The Village of Catskill, like so many other communities in the mid-Hudson region, was once a haven for Mom-and-Pop businesses, with a wide, attractive Main Street that charmed as well as provided everything that visitors and residents needed. The enveloping town’s major economic engine was transportation – first by carriage and dray horse and ferry, later by steamer and railroad. But, in an echo of other blue-collar communities like Ellenville and Saugerties, changing times hammered Catskill into an economic abyss that village officials have struggled for decades to escape.
One answer was to bring big-box stores like Wal-Mart and Home Depot to the area – a solution as drab as it was necessary. But these days, village officials are excited by a new and drastically different approach to resuscitating the community: the renovation of a familiar old lumberyard by a Rockville, Maryland contemporary dance organization that will support choreographers, develop new works and, it’s hoped, bring new business and a new vibe to the village.

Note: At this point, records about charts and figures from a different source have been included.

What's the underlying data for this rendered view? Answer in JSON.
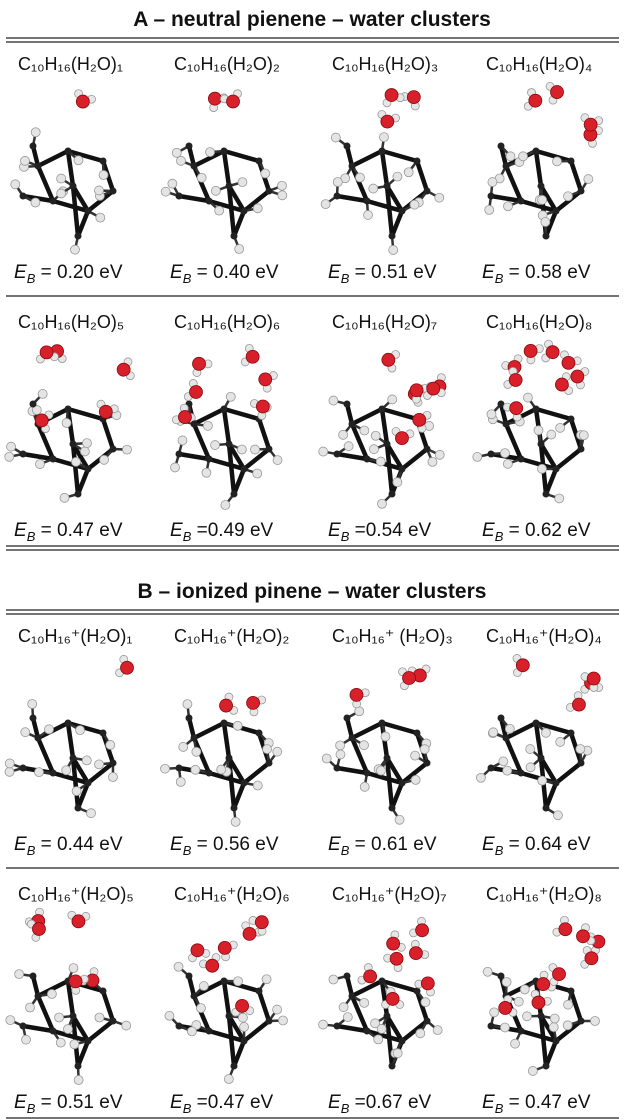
{
  "panels": [
    {
      "title": "A – neutral pienene – water clusters",
      "cells": [
        {
          "formula": "C₁₀H₁₆(H₂O)₁",
          "energy": {
            "symbol": "E",
            "subscript": "B",
            "text": " = 0.20 eV"
          }
        },
        {
          "formula": "C₁₀H₁₆(H₂O)₂",
          "energy": {
            "symbol": "E",
            "subscript": "B",
            "text": " = 0.40 eV"
          }
        },
        {
          "formula": "C₁₀H₁₆(H₂O)₃",
          "energy": {
            "symbol": "E",
            "subscript": "B",
            "text": " = 0.51 eV"
          }
        },
        {
          "formula": "C₁₀H₁₆(H₂O)₄",
          "energy": {
            "symbol": "E",
            "subscript": "B",
            "text": " = 0.58 eV"
          }
        },
        {
          "formula": "C₁₀H₁₆(H₂O)₅",
          "energy": {
            "symbol": "E",
            "subscript": "B",
            "text": " = 0.47 eV"
          }
        },
        {
          "formula": "C₁₀H₁₆(H₂O)₆",
          "energy": {
            "symbol": "E",
            "subscript": "B",
            "text": " =0.49 eV"
          }
        },
        {
          "formula": "C₁₀H₁₆(H₂O)₇",
          "energy": {
            "symbol": "E",
            "subscript": "B",
            "text": " =0.54 eV"
          }
        },
        {
          "formula": "C₁₀H₁₆(H₂O)₈",
          "energy": {
            "symbol": "E",
            "subscript": "B",
            "text": " = 0.62 eV"
          }
        }
      ]
    },
    {
      "title": "B – ionized pinene – water clusters",
      "cells": [
        {
          "formula": "C₁₀H₁₆⁺(H₂O)₁",
          "energy": {
            "symbol": "E",
            "subscript": "B",
            "text": " = 0.44 eV"
          }
        },
        {
          "formula": "C₁₀H₁₆⁺(H₂O)₂",
          "energy": {
            "symbol": "E",
            "subscript": "B",
            "text": " = 0.56 eV"
          }
        },
        {
          "formula": "C₁₀H₁₆⁺ (H₂O)₃",
          "energy": {
            "symbol": "E",
            "subscript": "B",
            "text": " = 0.61 eV"
          }
        },
        {
          "formula": "C₁₀H₁₆⁺(H₂O)₄",
          "energy": {
            "symbol": "E",
            "subscript": "B",
            "text": " = 0.64 eV"
          }
        },
        {
          "formula": "C₁₀H₁₆⁺(H₂O)₅",
          "energy": {
            "symbol": "E",
            "subscript": "B",
            "text": " = 0.51 eV"
          }
        },
        {
          "formula": "C₁₀H₁₆⁺(H₂O)₆",
          "energy": {
            "symbol": "E",
            "subscript": "B",
            "text": " =0.47 eV"
          }
        },
        {
          "formula": "C₁₀H₁₆⁺(H₂O)₇",
          "energy": {
            "symbol": "E",
            "subscript": "B",
            "text": " =0.67 eV"
          }
        },
        {
          "formula": "C₁₀H₁₆⁺(H₂O)₈",
          "energy": {
            "symbol": "E",
            "subscript": "B",
            "text": " = 0.47 eV"
          }
        }
      ]
    }
  ]
}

In relocating from its original home in suburban Washington, DC, the American Dance Institute (soon to be christened ADI/Lumberyard) will become the latest arts-related business to flee exorbitant big-city rents and leases in favor of the sort of peace, quiet and floor space that other companies have discovered in the mid-Hudson region. Heavy industry is long a thing of the past in communities like Catskill. Village officials are hoping that a lighter sort of industry – one that can send bodies and hearts flying – will give it a new and successful identity.
If it works as well as hoped, Catskill won’t be the first to remake itself from an industrial wasteland into an arts-centered community. Over in the nearby, even-tinier village of Tannersville, legendary dancer/choreographer Twyla Tharp has just concluded a six-week residency at the Catskill Mountain Foundation’s Orpheum Film and Performing Arts Center. (Tannersville is also the home of the 23Arts Summer Music & Jazz Festival.) Across the Hudson, the City of Hudson, having created for itself a reputation for being an antiques hub, has made a name for itself as the home of Etsy, the Web-based “global crafts marketplace.” Looking south to the Dutchess County Village of Tivoli, the 26-year-old Kaatsbaan International Dance Center pioneered the concept of locating its dance-centered facilities and programs in the country, far away from the hustling crowds of the metropolitan dance hubs.
ADI was established about ten years ago in Rockville, first as a dance school and more recently as a haven for contemporary dance choreographers: a place where they could develop new works before presenting them in New York or nearby Washington. ADI was successful, according to Julianna Evans, the organization’s spokesperson; but the costs of that success were becoming increasingly prohibitive. “One day we all just sat down and looked at the future and determined we couldn’t keep pace. Washington-area real estate exists in a bubble that’s sort of impervious to what’s happening everywhere else,” she said.
Coupled with rising infrastructure costs (“Air conditioning!”), the organization’s directors decided that staying where they were would be a cost that would keep rising. “Let’s just say things are wildly expensive in places like DC and New York,” she said. Not only is it impossible for the organization to afford, the men and women to whom the ADI is dedicated face the same sorts of financial constraints. Even when a studio or performance space can be found or rented, there’s frequently little time to mount performances that have become increasingly complicated by technological needs.
Thus began ADI’s investigation into better, more affordable sites that might provide the time and space that choreographers would need, but that also could provide access to the metropolitan showplace that no one could afford to rent or lease. Enter Catskill.
The site – four buildings that were part of the former Dunn Builders’ Supply company – was pretty much a matter of love at first sight, Evans recalled. And it was mutual among village officials, for obvious reasons. The upshot is a project whose first phase will cost $4 million (including a $500,000 Empire State Development grant) at the four-building complex. The project will involve new construction as well, including a 5,000-square-foot flexible theater and housing for as many as 20 resident artists who participate in ADI’s Incubator program for developing new works.
Heather Bagshaw, Catskill village president, can barely contain her excitement while describing her hopes for ADI/Lumberyard. The village’s effort to attract what Bagshaw called a “transitioning” business began about three years ago, well before ADI began looking at the move last June.
The ADI/Lumberyard groundbreaking will be held on Saturday, May 7 at 62 Water Street from 12 noon to 3 p.m. The event is free and will include food trucks, a beer garden, raffle prizes, Broadway tickets and more. There will be entertainment for the kids, live music and tours of the site. The entire project is expected to open in May of 2018.